Code Provided to You

We have provided several files to help you get started. You may download them in the following zip file: pa3-src.zip. The API docs are included in this zip file, and also available here.

Tests

  • The files test_data/test*.data are test scripts for testing your program.
  • The Command Interpreter

    The main method in class Shell implements a simple command interpreter. You can either use it interactively by invoking the program as:

    java Shell

    or you can have it run a test script by typing, for example:

    java Shell test_data/test1.data

    Input lines starting with "/*" or "//" are ignored (the latter are echoed to the output). Other lines have the format:

    [ var = ] command [ args ]

    The optional prefix var = causes the result of the command to be assigned to a variable. In any case, the result of the command is printed. The there is one command for each of the ten methods of class FileSystem as well as three additional commands: help, vars, and quit. The help command prints a list of commands, the vars command lists the current values of all interpreter variables that have been assigned values, and the quit command terminates the program. With the exception of the second argument to write, each argument can be either an integer or the name of a variable. The command:

    write fd pattern size

    writes size bytes to the indicated file at the current offset. The data is generated by repeating pattern over and over the required number of times.

    How to submit

    Including a README file

    You must prepare a report describing the design and structure of your directory and file system. The report should be not more than two typewritten pages. You should carefully describe all design decisions you made and explain how these decisions affect the performance of your file/directory system. You may assume that this handout is part of the documentation of your program. Thus you need not repeat information that is in this handout.

    Contents of the readme must include:

    1. names of members of the group
    2. email address of each group member
    3. If you have written additional java files, document them well and explain how they are linked to the given files.
    4. Indicate any quirks and bugs of your program. (for example, "this operation does not work that's why test3.data failed").

    Footnotes

    1There is also an artifact of Java here that would not be present in a real operating system.
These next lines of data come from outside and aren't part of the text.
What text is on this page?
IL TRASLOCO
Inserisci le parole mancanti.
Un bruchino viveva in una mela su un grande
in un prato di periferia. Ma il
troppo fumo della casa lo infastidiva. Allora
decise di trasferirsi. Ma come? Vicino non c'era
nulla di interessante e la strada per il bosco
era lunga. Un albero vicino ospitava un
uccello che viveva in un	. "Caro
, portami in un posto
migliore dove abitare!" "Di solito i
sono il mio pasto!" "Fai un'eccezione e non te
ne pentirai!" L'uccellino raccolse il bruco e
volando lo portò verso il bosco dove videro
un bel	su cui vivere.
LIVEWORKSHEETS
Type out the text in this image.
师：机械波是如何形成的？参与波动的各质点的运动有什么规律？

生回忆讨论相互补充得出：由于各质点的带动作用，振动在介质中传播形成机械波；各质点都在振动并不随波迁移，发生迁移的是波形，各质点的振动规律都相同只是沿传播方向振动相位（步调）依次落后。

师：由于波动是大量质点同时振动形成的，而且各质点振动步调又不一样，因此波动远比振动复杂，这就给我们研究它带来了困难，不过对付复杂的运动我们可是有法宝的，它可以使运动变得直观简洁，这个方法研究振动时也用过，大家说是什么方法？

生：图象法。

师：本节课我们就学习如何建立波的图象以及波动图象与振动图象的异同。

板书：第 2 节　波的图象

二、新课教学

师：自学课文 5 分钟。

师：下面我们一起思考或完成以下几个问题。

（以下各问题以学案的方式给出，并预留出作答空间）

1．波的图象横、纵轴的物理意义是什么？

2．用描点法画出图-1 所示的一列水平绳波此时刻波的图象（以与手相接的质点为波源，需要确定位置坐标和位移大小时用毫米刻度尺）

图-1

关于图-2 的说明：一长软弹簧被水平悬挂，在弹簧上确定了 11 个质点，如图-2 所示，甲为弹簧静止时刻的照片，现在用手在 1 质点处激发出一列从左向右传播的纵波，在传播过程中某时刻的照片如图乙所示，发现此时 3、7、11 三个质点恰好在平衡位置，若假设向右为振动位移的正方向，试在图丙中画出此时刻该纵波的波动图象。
In Java, the Inode structure is stored in memory as three integers followed by a pointer to an array of thirteen more integers. There would also be additional information to indicate the type of the Inode structure and the size of the array. On disk, however, the Inode structure is simply 16 integers in a row, like this C structure:

    struct inode {
        int flags;
        int owner;
        int size;
        int ptr[13];
    };
    

    Unfortunately, there's no easy way to create exactly this structure in memory in Java, but fortunately, you will probably never notice the difference. Similar remarks apply to InodeBlock and IndirectBlock.

    2A real system would need some way to indicate what sort of error occurred. In UNIX, the nature of the error is indicated by an integer error code placed in a global variable called errno. For this project, you can just print an error message. A more "Java-like" design would use exceptions to indicate errors.

    3In UNIX, this array is split into three parts. Each process has its own table of open files. There is a single system-wide table of so-called "in-core inodes" shared among all processes. Each entry in this table has a reference count so that it can be removed when the last process closes the file. Seek pointers are kept in yet another system-wide table so that there can be multiple seek pointers into the same file, and multiple processes can share a seek pointer. For this project, you can combine all this information into one table.

    4In UNIX, the argument is a pathname. The file system uses the directories to translate this name into an inumber.

    5In UNIX, deletion is delayed until all processes that have the file open close it.